How do you know it's not because they are to put it bluntly stupid or lazy?

Have you even dogfooded your quiz once before publishing to the Web?

> JS methods to select an element

> YOUR ANSWER

> getMethod: "getQuerySelectorAll"

> EXAMPLE CORRECT ANSWER

> const button = document.example('example');

TypeError: document.example is not a function

----

> Create an HTML form with an input field and submit button:

> YOUR ANSWER

> <input type="submit">Submit</input>

> EXAMPLE CORRECT ANSWER

> <button type="submit">Submit</button>

Not incorrect answer assessed as incorrect.

I am not worried about personal atrophy. I am worried about young people who never learn the fundamentals and blindly believe everything the llm say.
Typical of the dark side of HN, thinking that web programming represents software development, instead of being just one kind of information systems, which are a subset of software applications.
some of the tests and standard answers are strange such as the one with debounced function not considering whether there should only be 1 arg / the dev could use the arguments keyword and call, the filter numbers question insisting on === instead of == etc etc.
Someone spending too much time in wonderland.

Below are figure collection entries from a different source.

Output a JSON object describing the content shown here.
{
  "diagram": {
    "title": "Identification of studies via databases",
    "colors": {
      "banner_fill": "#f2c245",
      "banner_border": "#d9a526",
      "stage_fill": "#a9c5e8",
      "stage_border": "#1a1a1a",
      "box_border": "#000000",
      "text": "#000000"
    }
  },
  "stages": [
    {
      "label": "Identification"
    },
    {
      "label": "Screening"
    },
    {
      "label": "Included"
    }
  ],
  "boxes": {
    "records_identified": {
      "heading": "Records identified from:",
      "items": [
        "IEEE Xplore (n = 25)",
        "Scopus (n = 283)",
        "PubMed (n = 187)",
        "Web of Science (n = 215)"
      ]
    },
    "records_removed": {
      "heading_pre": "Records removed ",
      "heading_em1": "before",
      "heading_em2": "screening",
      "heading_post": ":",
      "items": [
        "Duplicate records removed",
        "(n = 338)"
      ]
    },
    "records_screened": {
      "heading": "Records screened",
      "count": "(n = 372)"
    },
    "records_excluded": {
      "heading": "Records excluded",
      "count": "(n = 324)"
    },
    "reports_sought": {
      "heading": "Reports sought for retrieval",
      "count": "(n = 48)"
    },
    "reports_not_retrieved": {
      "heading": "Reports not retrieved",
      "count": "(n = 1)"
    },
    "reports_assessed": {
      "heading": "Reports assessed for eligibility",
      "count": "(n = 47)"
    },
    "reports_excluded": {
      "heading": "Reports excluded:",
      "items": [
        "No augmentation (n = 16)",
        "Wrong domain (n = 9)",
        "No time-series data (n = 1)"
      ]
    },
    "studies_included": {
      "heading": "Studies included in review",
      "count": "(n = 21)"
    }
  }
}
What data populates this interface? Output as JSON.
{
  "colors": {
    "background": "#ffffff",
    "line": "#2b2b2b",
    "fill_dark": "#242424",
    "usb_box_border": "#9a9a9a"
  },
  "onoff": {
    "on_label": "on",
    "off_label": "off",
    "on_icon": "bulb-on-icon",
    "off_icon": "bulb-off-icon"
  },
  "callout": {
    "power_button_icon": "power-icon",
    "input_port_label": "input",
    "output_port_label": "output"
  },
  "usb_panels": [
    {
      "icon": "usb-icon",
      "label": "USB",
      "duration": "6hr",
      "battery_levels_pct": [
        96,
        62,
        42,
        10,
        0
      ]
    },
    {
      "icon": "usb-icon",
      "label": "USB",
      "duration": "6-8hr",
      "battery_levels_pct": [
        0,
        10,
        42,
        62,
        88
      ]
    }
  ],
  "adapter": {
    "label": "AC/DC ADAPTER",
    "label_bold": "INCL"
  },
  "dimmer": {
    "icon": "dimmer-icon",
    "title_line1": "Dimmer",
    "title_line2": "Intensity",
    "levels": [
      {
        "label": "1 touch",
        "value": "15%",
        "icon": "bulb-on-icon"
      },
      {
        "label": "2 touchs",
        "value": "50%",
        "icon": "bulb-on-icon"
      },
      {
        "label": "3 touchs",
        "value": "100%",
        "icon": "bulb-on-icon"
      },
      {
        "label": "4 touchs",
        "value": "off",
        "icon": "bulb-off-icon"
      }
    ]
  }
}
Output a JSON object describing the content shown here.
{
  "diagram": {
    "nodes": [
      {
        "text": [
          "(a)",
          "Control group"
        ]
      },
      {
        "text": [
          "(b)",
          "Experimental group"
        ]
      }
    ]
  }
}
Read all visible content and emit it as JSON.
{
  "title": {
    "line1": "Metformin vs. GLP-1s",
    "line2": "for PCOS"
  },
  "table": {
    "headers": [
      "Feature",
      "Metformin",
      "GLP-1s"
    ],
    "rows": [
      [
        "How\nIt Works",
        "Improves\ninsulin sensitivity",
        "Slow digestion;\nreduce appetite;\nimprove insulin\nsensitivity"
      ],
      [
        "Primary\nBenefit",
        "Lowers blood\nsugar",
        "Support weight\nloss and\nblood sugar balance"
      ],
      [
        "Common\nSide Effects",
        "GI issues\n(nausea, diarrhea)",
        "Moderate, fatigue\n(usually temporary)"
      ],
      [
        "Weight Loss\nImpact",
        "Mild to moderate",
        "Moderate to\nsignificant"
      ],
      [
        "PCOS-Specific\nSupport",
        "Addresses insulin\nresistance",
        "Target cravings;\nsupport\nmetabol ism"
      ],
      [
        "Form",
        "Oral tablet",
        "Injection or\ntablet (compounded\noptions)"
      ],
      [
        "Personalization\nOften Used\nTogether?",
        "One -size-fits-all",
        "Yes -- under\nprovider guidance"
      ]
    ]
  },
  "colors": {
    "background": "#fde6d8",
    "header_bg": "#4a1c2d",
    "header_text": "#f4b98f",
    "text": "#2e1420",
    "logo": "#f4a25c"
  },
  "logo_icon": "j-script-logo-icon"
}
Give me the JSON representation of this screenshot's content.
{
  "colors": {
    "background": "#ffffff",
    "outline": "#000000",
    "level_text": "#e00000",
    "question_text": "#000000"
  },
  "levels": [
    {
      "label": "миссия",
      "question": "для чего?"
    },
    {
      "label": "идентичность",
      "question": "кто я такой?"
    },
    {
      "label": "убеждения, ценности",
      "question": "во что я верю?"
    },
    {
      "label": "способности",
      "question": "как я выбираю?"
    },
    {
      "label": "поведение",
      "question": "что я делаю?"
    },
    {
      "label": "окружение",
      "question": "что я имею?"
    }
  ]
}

Code already ate through your common sense. Next.
"Questions cover HTML, CSS, JavaScript, databases, and Node." Ah yes, as if Web development = All coding
So as someone who's not written Javascript in a decade, this on the face of it seems wrong to me:

Your example correct answer to "Write a function that returns the sum of two parameters" is

    function myFunction(example) {
    example
    }
Is the atrophy coming from inside the house?